Each e periment was performed 3 times. Results Effects of OSM on mRNA and protein e pression of E cadherin in HTR8 SVneo cells OSM significantly reduced E cadherin RNA and protein e pression, compared to the control group, after 48 h stimulation. STAT3 phosphorylation is stimulated by OSM in HTR8 SVneo cells Basal levels of STAT3 phosphorylation were very low, although stimulation with OSM led to immediate and transient increases in phosphorylation. Effect of stattic on OSM mediated changes in E cadherin e pression in HTR8 SVneo cells To investigate the role of the STAT3 pathway in the OSM induced downregulation of E cadherin, HTR8 SVneo cells were pretreated with stattic, which has been reported to inhibit the phosphorylation of STAT3, and then stimulated with OSM.

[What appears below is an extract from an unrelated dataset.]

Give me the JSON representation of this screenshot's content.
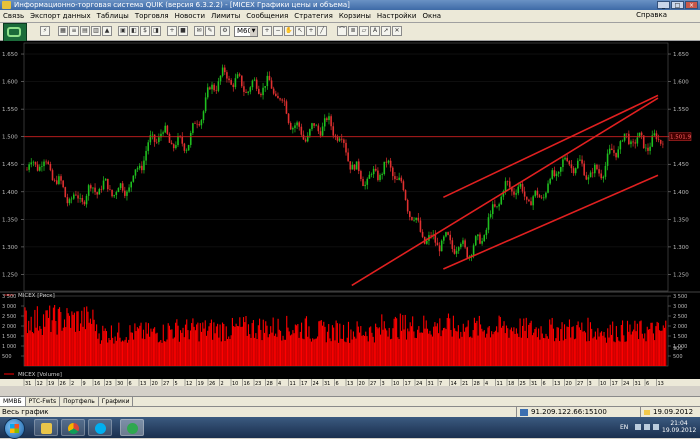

In western blot ting, the e pression of E cadherin, which was suppressed by OSM, at 48 h, was restored by stattic pretreatment re gardless of the concentration used. Effect of STAT3 siRNA on OSM mediated changes in E cadherin e pression in HTR8 SVneo cells Applying the described siRNA method and oligonucleotide sequence, the cellular contents of STAT3 and phosphory lated STAT3 were significantly decreased in HTR8 SVneo cells when 25 nM relevant oligos, but not when scrambled oligos were used, as analyzed by western blotting. Transfection of HTR8 SVneo cells with STAT3 siRNA significantly in creased E cadherin e pression which was suppressed by OSM without affecting the e pression of the GAPDH protein. Non targeted negative control siRNA did not affect the e pression of STAT3 and E cadherin e pression.

Effects of OSM and STAT3 inhibitor on E cadherin in HTR8 SVneo cells by indirect immunofluorescence staining After 48 h of incubation in the presence of OSM, Dacomitinib HTR8 SVneo cell staining revealed a downregulation of E cadherin compared with the controls. There was no specific Imatinib Sigma change in the e pression of E cadherin, with or without stattic pretreatment. E cadherin e pression after pretreatment with stattic and after 48 h incubation with OSM was similar to the e pression in unstimulated cells.